It’s natural that Jeanne Rziha, the in-house diabetes expert at Greenhaw Pharmacy in Hillsboro, took an interest in the subject.
The disease runs in her family.
Rziha teaches groups and individuals about living with, and managing, the disease. She said most of the people she works with have Type 2 diabetes, the type that appears after years of not eating right or after damage to the pancreas.
Most people with Type 1 diabetes, the sort a person is born with, already have been through classes and have experts they already consult, such as endocrinologists, Rziha said.
Diabetes is caused by the body’s inability to produce insulin to control glucose, or from its inability to process glucose, or blood sugar. Glucose testing after eating or after a fast can determine whether glucose levels are too high or too low.
She recently taught a class in which none of the people had ever been to any diabetes education classes.

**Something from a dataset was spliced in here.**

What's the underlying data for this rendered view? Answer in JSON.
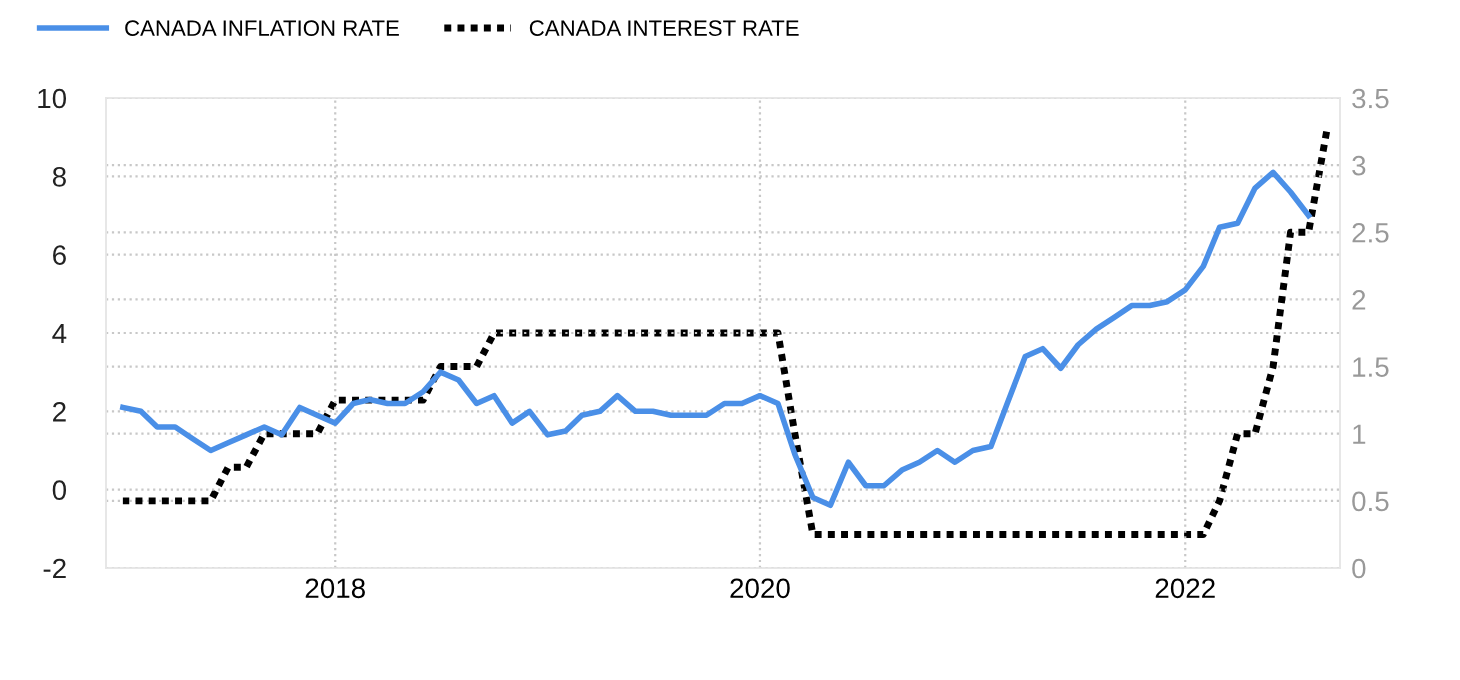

“I had a dickens of a time picking out handouts that would cover a lot of things for people who had never been,” Rziha said.
Her approach in teaching people how to manage diabetes is to encourage them to make manageable – and agreeable – changes.
“I don’t try and change everything, because people won’t do that,” Rziha said.
For example, she’ll ask what people normally eat for breakfast and lunch, then recommend changes and additions.
“I try to do things they can use,” she said.
One participant said he liked to eat Danish for breakfast.
“I said if you would put peanut butter on it and add an orange, that would be all right,” she said.
There’s no single set of one-size-fits-all rules, she pointed out.
“Everybody’s different,” she said. “What I tell them to do is check your blood sugar two hours after you eat. If it’s high, look back at what you ate that did that. If it’s low, look back at what you ate.”
Recently, individual instruction has been the majority of her work, Rziha said.
Although people often believe diabetes is self-inflicted from years of poor diet, that’s not a valid view, Rziha said.
“Some people are genetically predisposed to diabetes,” she said. “They’ve shown over and over, it’s genetic.”
Some have diabetes as result of an injury to the pancreas.
“I have a sister who caught the flu in high school and it settled in her pancreas,” Rziha said. “She now has diabetes.”
Managing diet isn’t all there is to managing diabetes, Rziha said.
“I tell them there are two different types of Type 2 diabetics” she said. “There are those who are running out of insulin and there are those who are becoming resistant to insulin.”
Exercise is important, too.
“If you exercise and build new muscles, those muscles are not resistant to insulin,” she said.
Glucose levels that remain over 150 can cause permanent eye and kidney damage, Rziha said.
“People need to realize what their blood sugar is supposed to be and if it’s too high, they can have serious health issues,” she said.
She doesn’t appreciate hearing people downplay the seriousness of the disease.
“Something that irritates me with people is that they have ‘a touch of diabetes,’” Rziha said. “That’s like being ‘a touch’ pregnant.”